Última alteração: 2023-12-05
Resumo
Pretendo aqui tecer algumas reflexões sobre as redes sociais como espaço de experimentação artística num território de intersecção entre as artes visuais e a literatura, tendo como base trabalhos que realizei recentemente, em publicações de artista ou em outras mídias que tenham, em algum momento, a publicação como desdobramento: o livro “Alime News”[1], uma narrativa de viagem em primeira pessoa na rede social Facebook, originalmente lançado em cores na plataforma digital Issuu (2021), depois tendo seu design refeito em preto e branco para uma tiragem impressa (atualmente em estágio de finalização), e também a escrita de letras de música para o projeto de performance sonora Banda de Garotas Instantâneas[2] (2017-2023), posteriormente compiladas e publicadas no impresso risográfico “Gracyzine”. Esses projetos têm em comum sua origem em fragmentos coletados e deslocados de uma escrita cotidiana nas redes sociais, em formatos intermediários entre o diário, o conto, a carta, o ativismo digital, dentre outros.

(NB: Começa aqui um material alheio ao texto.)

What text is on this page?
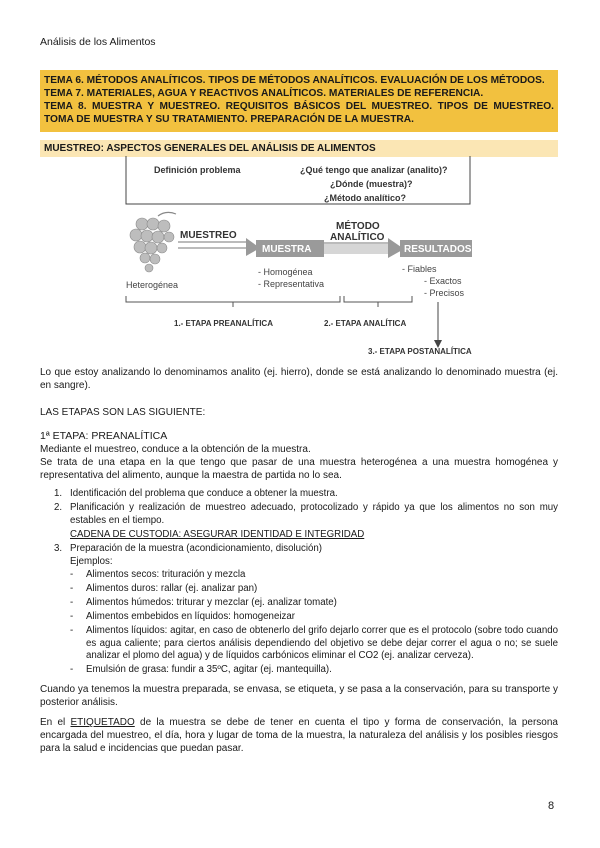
Análisis de los Alimentos
TEMA 6. MÉTODOS ANALÍTICOS. TIPOS DE MÉTODOS ANALÍTICOS. EVALUACIÓN DE LOS MÉTODOS.
TEMA 7. MATERIALES, AGUA Y REACTIVOS ANALÍTICOS. MATERIALES DE REFERENCIA.
TEMA 8. MUESTRA Y MUESTREO. REQUISITOS BÁSICOS DEL MUESTREO. TIPOS DE MUESTREO. TOMA DE MUESTRA Y SU TRATAMIENTO. PREPARACIÓN DE LA MUESTRA.
MUESTREO: ASPECTOS GENERALES DEL ANÁLISIS DE ALIMENTOS
Definición problema	¿Qué tengo que analizar (analito)?
¿Dónde (muestra)?
¿Método analítico?
MUESTREO
MUESTRA
MÉTODO
ANALÍTICO
RESULTADOS
Heterogénea
- Homogénea
- Representativa
- Fiables
- Exactos
- Precisos
1.- ETAPA PREANALÍTICA	2.- ETAPA ANALÍTICA
3.- ETAPA POSTANALÍTICA
Lo que estoy analizando lo denominamos analito (ej. hierro), donde se está analizando lo denominado muestra (ej. en sangre).
LAS ETAPAS SON LAS SIGUIENTE:
1ª ETAPA: PREANALÍTICA
Mediante el muestreo, conduce a la obtención de la muestra.
Se trata de una etapa en la que tengo que pasar de una muestra heterogénea a una muestra homogénea y representativa del alimento, aunque la maestra de partida no lo sea.
1. Identificación del problema que conduce a obtener la muestra.
2. Planificación y realización de muestreo adecuado, protocolizado y rápido ya que los alimentos no son muy estables en el tiempo.
CADENA DE CUSTODIA: ASEGURAR IDENTIDAD E INTEGRIDAD
3. Preparación de la muestra (acondicionamiento, disolución)
Ejemplos:
- Alimentos secos: trituración y mezcla
- Alimentos duros: rallar (ej. analizar pan)
- Alimentos húmedos: triturar y mezclar (ej. analizar tomate)
- Alimentos embebidos en líquidos: homogeneizar
- Alimentos líquidos: agitar, en caso de obtenerlo del grifo dejarlo correr que es el protocolo (sobre todo cuando es agua caliente; para ciertos análisis dependiendo del objetivo se debe dejar correr el agua o no; se suele analizar el plomo del agua) y de líquidos carbónicos eliminar el CO2 (ej. analizar cerveza).
- Emulsión de grasa: fundir a 35ºC, agitar (ej. mantequilla).
Cuando ya tenemos la muestra preparada, se envasa, se etiqueta, y se pasa a la conservación, para su transporte y posterior análisis.
En el ETIQUETADO de la muestra se debe de tener en cuenta el tipo y forma de conservación, la persona encargada del muestreo, el día, hora y lugar de toma de la muestra, la naturaleza del análisis y los posibles riesgos para la salud e incidencias que puedan pasar.
8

Estes trabalhos foram constituídos no campo das poéticas visuais, e articulam imagens e escritas caracterizadas pela reorganização de rastros midiáticos armazenados nas redes como ecos de escritas diárias, ou diários digitais interativos, assim como conversas fragmentadas, assíncronas, por escrito ou mídias híbridas.
Tais rastros digitais necessitam ser escavados em direção ao passado, na barra de rolagem infinita como camadas em um palimpsesto digital, e permitem que essa escrita em rede, onde um texto esbarra ou complementa o outro, possa se tornar matéria prima para a edição de produções artísticas.
Essas escritas em público, em primeira pessoa, remetem ao que Paula Sibilia (2008) chamou de “diários éxtimos”, para se referir à subversão do regime de visibilidade do texto íntimo nas plataformas contemporâneas, e também ao que Boris Groys (2018) chamou de “autopoética” e “produção do eu público”, para aproximar esse tipo de escrita pública de si com algumas operações realizadas por artistas ao longo da história da arte, sobretudo na arte pop norte americana.
Essa utilização dos vestígios da linguagem mediada pelas redes como blocos de construção ou esboços, e a percepção de certos grupos de reincidências de temas ou características específicas de fragmentos de textos traz a possibilidade de perceber certas presenças quando adquirem massa crítica a ponto de adquirir contorno, de modo semelhante ao relatado por Lourenço Mutarelli em palestra realizada em 2015 para o Itaú Cultural, quase que à revelia da intenção ou vontade do autor, ter já escrito um livro:
eu achava que literatura era uma coisa sagrada que não era pra mim, mas um dia aconteceu... uma vez a Lu, a minha mulher, viajou, e eu fiquei sozinho lá, ela viajou com o meu filho e eu escrevi 'O cheiro do ralo', em 5 dias ali. E a Lu, a gente tá junto há muito tempo né, e quando a Lu voltou de viagem eu falei pra ela "puxa, eu fiz um negócio que eu acho que é um livro.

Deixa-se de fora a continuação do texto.